In a similar vein, in Mismatch Richard Sander describes (pp. 77-83) several episodes of prominent law professors and journals refusing to correct clearly demonstrated errors that undermined their conclusions. In one of them, he noted, the “results were stunning … a powerful, independent confirmation that law school mismatch was dramatically hurting minority law students.” If the authors, widely “respected empiricists,” had “fully and fairly reported their [corrected] results,” Sander concludes in both sorrow and anger, “the entire course of debate on law school affirmative action might have been quite different.”

Related: Affirmative Action for Conservative Faculty?

Jacoby does not discuss the bias and discrimination against conservatives and politically incorrect arguments that might have some bearing on the nature and quality of intellectual diversity in the academy, although he does mention Passing On The Right, a book that is filled with examples of it. Readers of Minding The Campus will know (from my review of it) that I am not a big fan of that book, but Jacoby’s brief reference misrepresents its argument.

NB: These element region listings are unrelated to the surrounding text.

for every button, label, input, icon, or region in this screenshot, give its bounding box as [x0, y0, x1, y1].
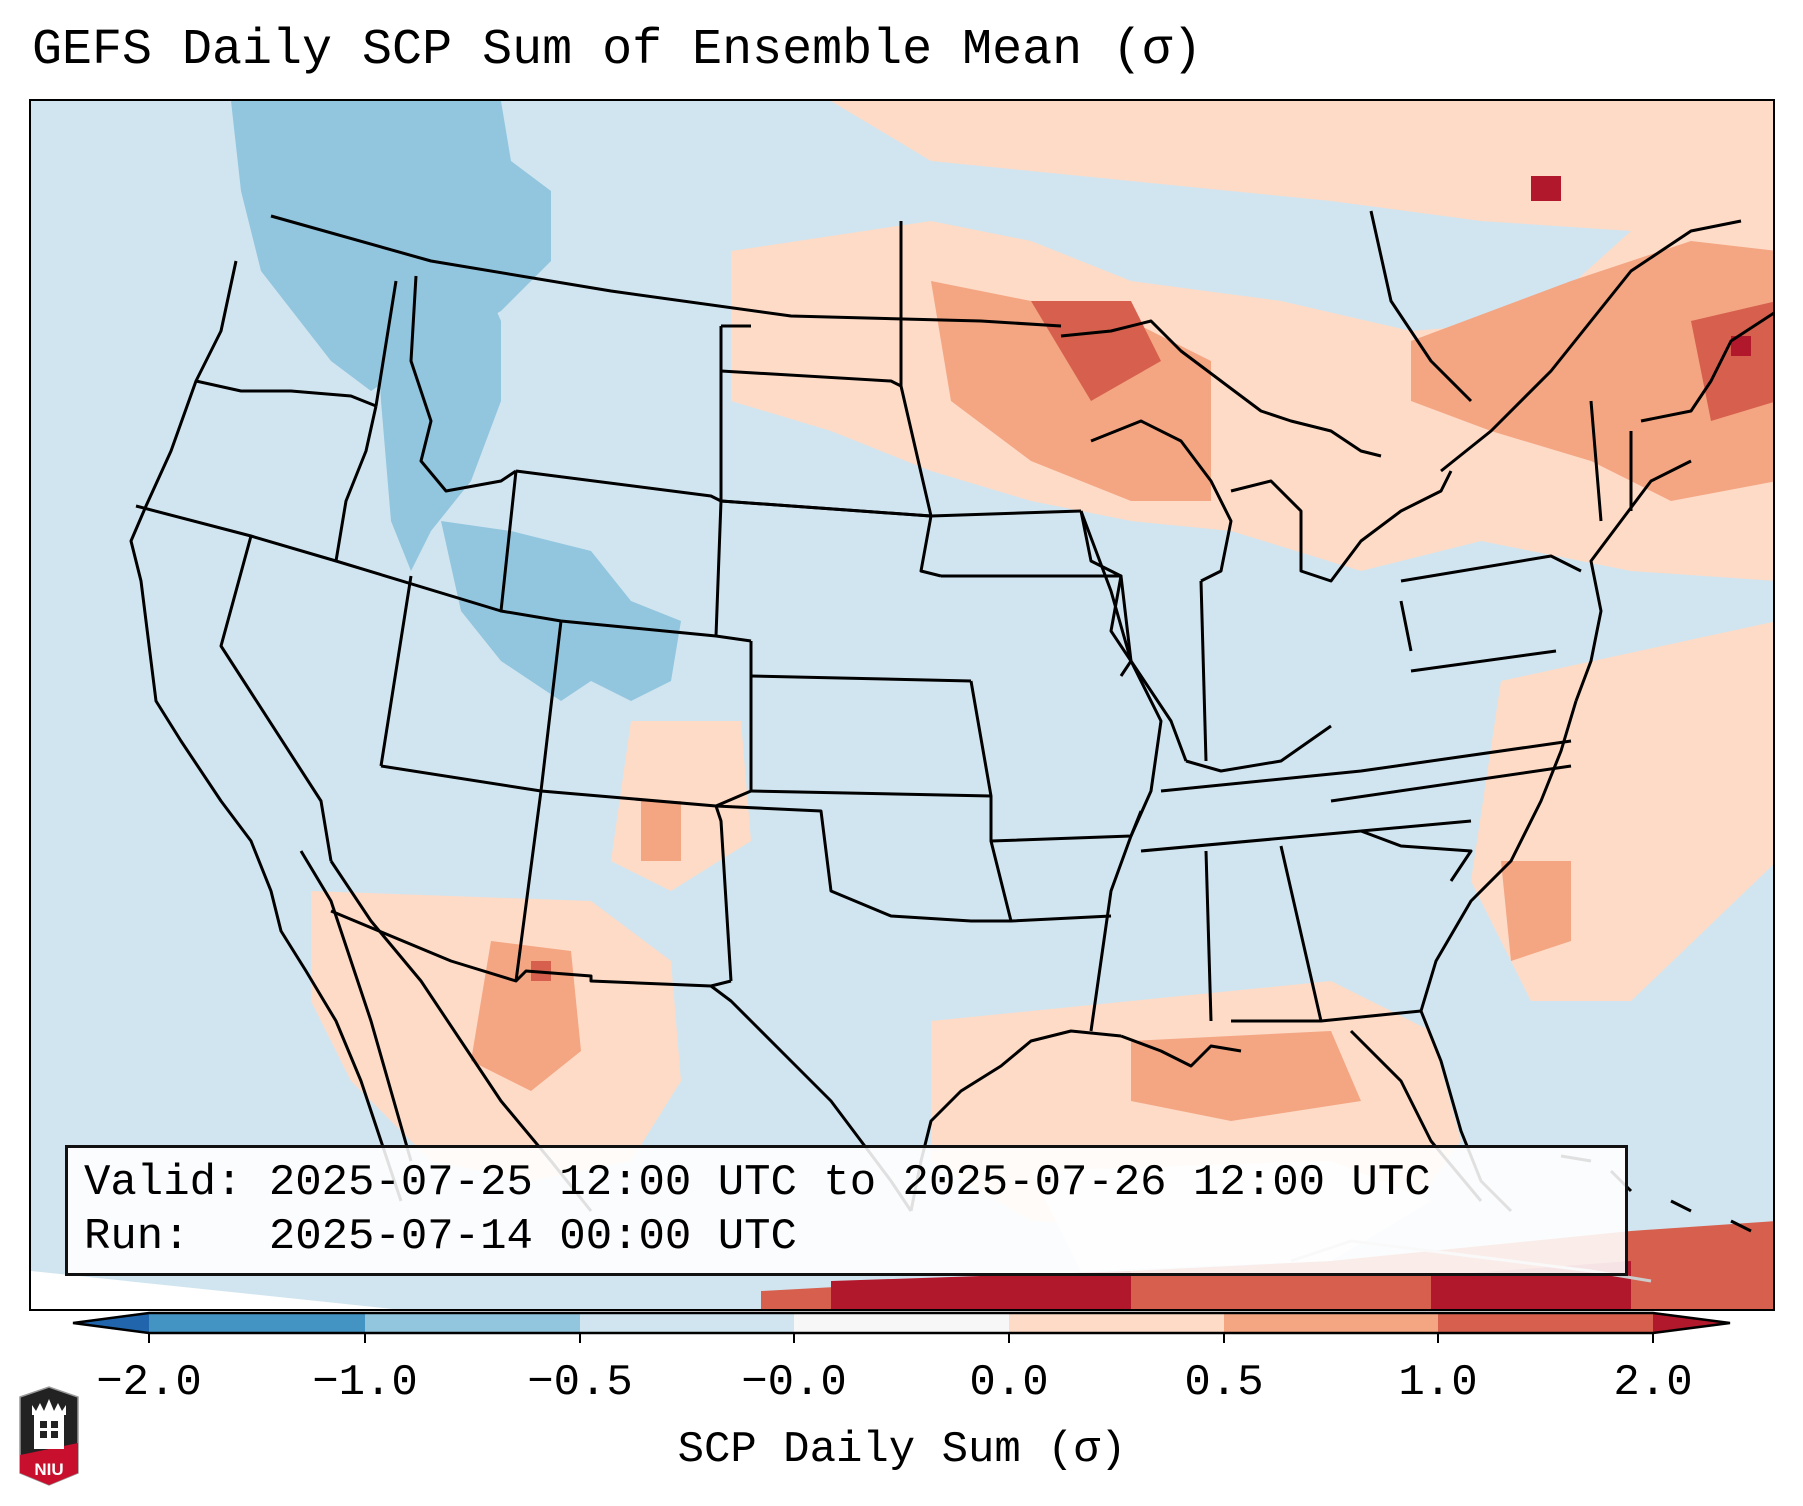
niu-logo: NIU — [19, 1386, 79, 1486]
ca-nv-border — [219, 535, 333, 862]
map-panel — [29, 99, 1775, 1311]
or-id-border — [334, 405, 378, 562]
pa-ny — [1400, 554, 1582, 583]
anomaly-north-central-east — [731, 182, 1773, 581]
baja-coastline — [299, 850, 413, 1162]
sd-ne-border — [720, 499, 932, 518]
ut-az-border — [380, 764, 542, 793]
chart-title: GEFS Daily SCP Sum of Ensemble Mean (σ) — [32, 22, 1203, 79]
id-mt-border — [409, 275, 517, 493]
il-ky — [1185, 724, 1332, 773]
ok-tx — [715, 804, 1011, 923]
valid-line: Valid: 2025-07-25 12:00 UTC to 2025-07-2… — [84, 1156, 1609, 1210]
id-wy-ut — [499, 470, 562, 623]
atlantic-coast-ne — [1574, 459, 1692, 702]
oh-pa — [1399, 600, 1413, 652]
mississippi-river — [1079, 510, 1163, 1032]
logo-battlements — [32, 1399, 66, 1415]
nd-sd-border — [720, 369, 902, 388]
colorbar-label: SCP Daily Sum (σ) — [677, 1425, 1127, 1475]
la-coast — [1120, 1034, 1242, 1068]
logo-text: NIU — [34, 1460, 63, 1479]
great-lakes-outline — [1060, 319, 1453, 583]
pacific-coastline — [129, 260, 403, 1202]
colorbar-tick-label: 2.0 — [1613, 1358, 1693, 1408]
va-nc-border — [1330, 764, 1572, 803]
logo-red-band — [20, 1443, 78, 1485]
colorbar-tick-label: −2.0 — [96, 1358, 202, 1408]
anomaly-caribbean-max — [831, 1271, 1131, 1309]
anomaly-utah-colorado — [441, 521, 681, 701]
ar-la-border — [989, 840, 1112, 923]
colorbar-tick-label: −1.0 — [312, 1358, 418, 1408]
anomaly-ontario-quebec — [1411, 241, 1773, 501]
logo-windows — [40, 1421, 58, 1438]
colorbar-extend-low — [73, 1313, 149, 1333]
pa-md — [1410, 649, 1557, 673]
colorbar-bin — [1224, 1313, 1438, 1333]
new-england — [1589, 311, 1773, 522]
st-lawrence — [1440, 219, 1742, 473]
il-in — [1079, 510, 1188, 762]
mt-wy-border — [515, 469, 722, 503]
anomaly-sonora-chihuahua — [471, 941, 581, 1091]
anomaly-new-england — [1691, 301, 1773, 421]
ms-al — [1204, 850, 1213, 1022]
or-ca-nv-border — [135, 504, 502, 613]
anomaly-new-mexico-core — [641, 801, 681, 861]
colorbar-tick-label: 1.0 — [1398, 1358, 1478, 1408]
colorbar-bins — [72, 1311, 1731, 1335]
sc-border — [1360, 829, 1473, 882]
valid-label: Valid: — [84, 1158, 243, 1208]
anomaly-atlantic-core — [1501, 861, 1571, 961]
id-west — [374, 280, 398, 407]
nv-ut-border — [379, 575, 413, 767]
az-mexico — [330, 909, 732, 988]
az-nm-co — [540, 789, 733, 982]
colorbar-bin — [149, 1313, 365, 1333]
colorbar-tick-label: 0.0 — [969, 1358, 1049, 1408]
colorbar-bin — [1009, 1313, 1224, 1333]
valid-value: 2025-07-25 12:00 UTC to 2025-07-26 12:00… — [268, 1158, 1431, 1208]
run-label: Run: — [84, 1212, 243, 1262]
colorbar-tick-label: 0.5 — [1184, 1358, 1264, 1408]
colorbar-bin — [580, 1313, 794, 1333]
logo-tower — [34, 1415, 64, 1449]
ne-ks-border — [750, 674, 972, 683]
anomaly-gulf-core — [1131, 1031, 1361, 1121]
run-line: Run: 2025-07-14 00:00 UTC — [84, 1210, 1609, 1264]
ia-mo-border — [941, 574, 1133, 677]
colorbar-bin — [365, 1313, 580, 1333]
colorbar-extend-high — [1653, 1313, 1730, 1333]
colorbar-tick-label: −0.5 — [527, 1358, 633, 1408]
colorbar-tick-label: −0.0 — [741, 1358, 847, 1408]
se-coast — [1419, 700, 1578, 1012]
tn-north — [1160, 739, 1572, 793]
ks-ok-border — [750, 789, 992, 798]
colorbar-bin — [794, 1313, 1009, 1333]
canada-border — [270, 214, 1062, 328]
canada-quebec-border — [1369, 210, 1473, 403]
ga-fl — [1231, 1009, 1422, 1023]
anomaly-quebec-max — [1531, 176, 1561, 201]
anomaly-idaho-montana — [371, 221, 501, 571]
out-of-domain-sw — [31, 1271, 393, 1309]
anomaly-layer — [231, 101, 1773, 1309]
al-ga — [1279, 845, 1323, 1022]
info-box: Valid: 2025-07-25 12:00 UTC to 2025-07-2… — [65, 1145, 1628, 1276]
colorbar-bin — [1438, 1313, 1653, 1333]
run-value: 2025-07-14 00:00 UTC — [268, 1212, 797, 1262]
colorbar — [72, 1311, 1731, 1343]
anomaly-new-england-max — [1731, 336, 1751, 356]
in-oh — [1199, 580, 1208, 762]
colorbar-ticks — [148, 1333, 1654, 1343]
wa-or-border — [195, 379, 377, 408]
mn-border — [899, 221, 1082, 518]
map-svg — [31, 101, 1773, 1309]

Jacoby’s polemic is devoted primarily to rejecting affirmative action for conservatives, but the argument he attacks is largely a straw man. Thus he quotes Shields and Dunn stating that “The Bakke rationale obliges its defenders to support affirmative action for conservatives.” On their next page, however, they state explicitly that “To be clear, we are not advocating for or against affirmative action for conservatives.” And in case that was not clear enough, in a March 18 Op-Ed summarizing their book in Jacoby’s hometown newspaper, the Los Angeles Times, Shields and Dunn stated unequivocally that “We don’t endorse preferences in graduate admissions and hiring.”

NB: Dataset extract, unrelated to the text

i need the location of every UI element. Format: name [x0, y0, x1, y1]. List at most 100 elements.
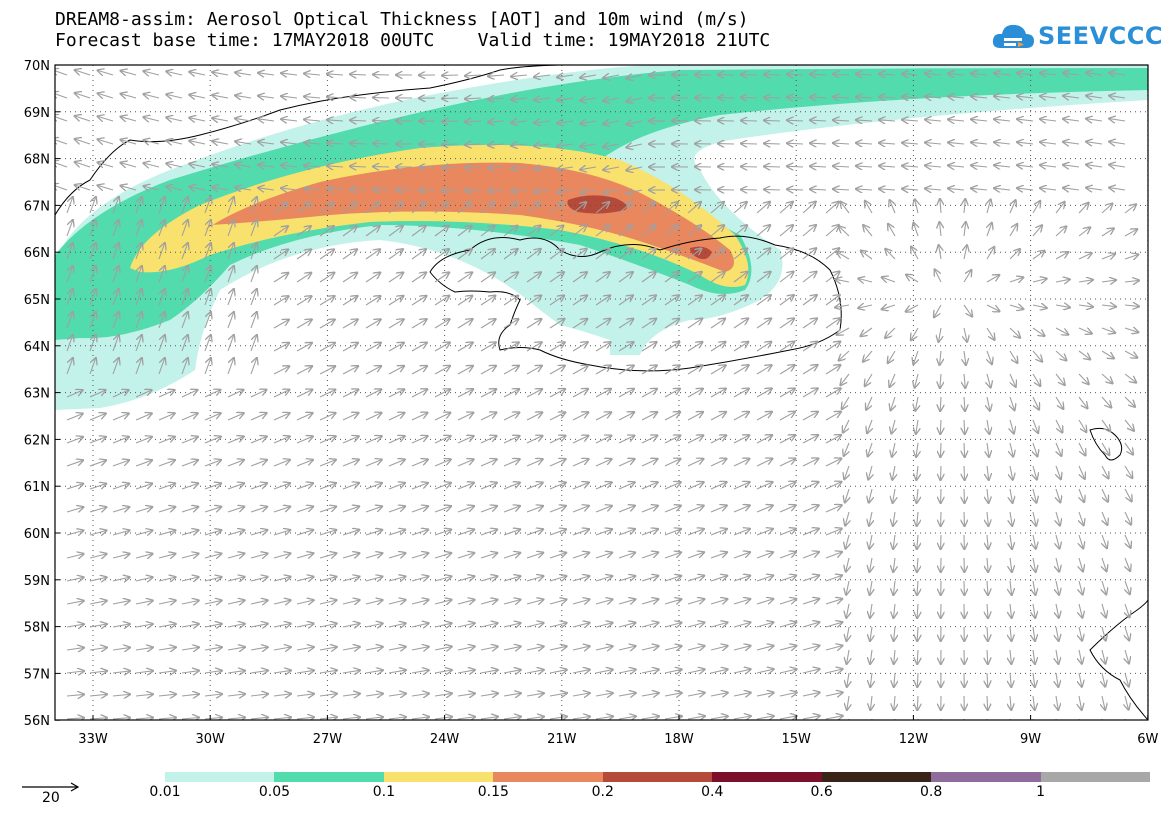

Jacoby’s confusion, if that’s what it is, flows from the fact that he assumes that anyone who believes that a paucity of conservatives on campus is a problem must favor a solution of not only affirmative action but preferential treatment leading to proportional representation. Referring to studies by the “Heterodoxians and their sympathizers” showing “political lopsidedness on American college faculties,” Jacoby writes, “The assumption of all these studies is that political variations require correctives. But why should political proportions be constant across society?”

Of course, neither the “Hetereodoxians” nor any of their sympathizers of whom I am aware demand proportional hiring of conservatives. Nearly all of them would be more than satisfied if the “diversity” and “inclusion” that is so incessantly preached in academia were actually practiced more consistently — if, that is, “inclusion” were extended far enough to include conservatives and conservative ideas.

Jacoby’s fundamental fallacy is that he denies the existence of the disease — the disturbingly small number of conservatives in many areas, with the resulting injury to intellectual diversity — because he opposes the cure that he mistakenly imputes to those who wish to treat it.